AOTI Supports the Call for a High-Level Working Group to Address Lengthy Delays in Accessing Disability Services

This follows RTÉ highlighting the very long delays in children being provided with an Assessment of Need (AON) under the Disability Act 2005 and knock-on delays in accessing services such as Occupational Therapy

The Association of Occupational Therapists of Ireland (AOTI) welcomes RTE highlighting on Morning Ireland today that more than 5,000 children are waiting longer than the law permits for an assessment of need before they can access vital services such as Occupational Therapy. Figures released to RTE show that the average waiting time for an assessment of need was 19 months in March 2020, despite a legal requirement for an assessment to be completed within 6 months. AOTI members’ experience is that children can be waiting much longer in some instances. Having received an assessment of need there are then further waiting lists to access the services of an Occupational Therapist and other health and social care services for children with identified needs.

Speaking about the importance of early assessment and intervention for children with additional needs, Caoilfhionn Ní Chuileannáin, Chairperson of the AOTI Paediatric Advisory Group, said “The 2019 report of the Joint Oireachtas Health Committee on Assessment of Need echoed AOTI’s position that there are societal and financial benefits of early intervention as well as positive outcomes for children with additional needs and their families.  Having the right input at an early stage is crucial to children reaching their potential and to family wellbeing and quality of life. Easier and timely access to an assessment of need, and follow-on services such as Occupational Therapy, is what children and families need. Delivering this should be everyone’s primary focus and priority”.

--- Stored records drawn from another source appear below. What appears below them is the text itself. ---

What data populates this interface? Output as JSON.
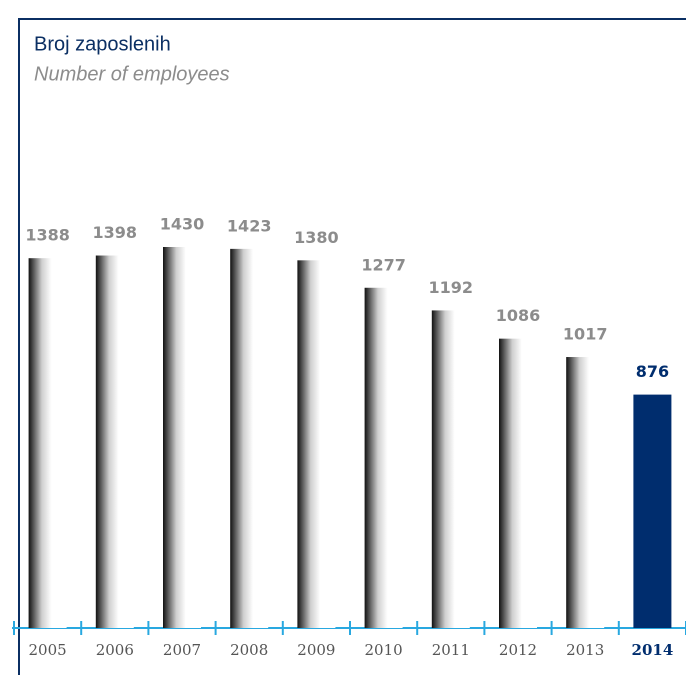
{
  "chart_data": {
    "type": "bar",
    "title": "Broj zaposlenih",
    "subtitle": "Number of employees",
    "categories": [
      "2005",
      "2006",
      "2007",
      "2008",
      "2009",
      "2010",
      "2011",
      "2012",
      "2013",
      "2014"
    ],
    "values": [
      1388,
      1398,
      1430,
      1423,
      1380,
      1277,
      1192,
      1086,
      1017,
      876
    ],
    "color": "#111111",
    "highlight_color": "#002d6e",
    "highlight_category": "2014",
    "label_color": "#8c8c8c",
    "axis_color": "#29a8e0",
    "frame_color": "#0b2f63"
  }
}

AOTI highlighted our concerns about the delays in the provision in assessments of need in our statement in April 2018. Following this statement, the Association was invited to make a presentation to the Joint Oireachtas Health Committee in June 2018. At that time, we identified 3 key problems in the current system of service delivery:

  1. Chronic under-resourcing and under-staffing of disability services leading to long waiting lists and missed developmental opportunities for children with additional needs
  2. Inequity of service delivery nationally as only 2 of 9 CHOs had been reconfigured in line with the Progressing Disabilities Services programme
  3. Fundamental problems with the Disability Act 2005 and the AON process emanating from it, e.g. legal entitlement to an assessment of need but not to services to meet identified needs

A copy of our statement made to the Joint Oireachtas Health Committee can be found here. AOTI proposed solutions to the above problems when we met with the Health Committee.  The outcome of this process was the publication by the Joint Oireachtas Health Committee of the Report on the New Standard Operating Procedure for Assessment of Need under the Disability Act 2005, which made several recommendations. One of these recommendations was that the HSE consult with front-line therapists and parents to discuss these matters further. Despite commitments given by HSE staff when they met with the Health Committee to have ongoing dialogue with stakeholders to address our collective concerns, this commitment has not been honoured. 

“AOTI strongly supports the call for a high-level review, made in the RTE report today by Prof Susan Smith of Deep End Ireland. Prof Smith called for the Government to set up a high-level working group to address the unlawful delays in the provision of assessments of need. We call on the Minister for Health, Stephen Donnelly TD, to establish this working group as a matter of urgency so that assessment of children with additional needs and the provision of follow-on services such as Occupational Therapy can be achieved in a timely, safe, evidence-based and ethical way, said Odhrán Allen, AOTI Chief Strategy Officer.

Minister Donnelly was a member of the Joint Oireachtas Health Committee that produced the 2019 report.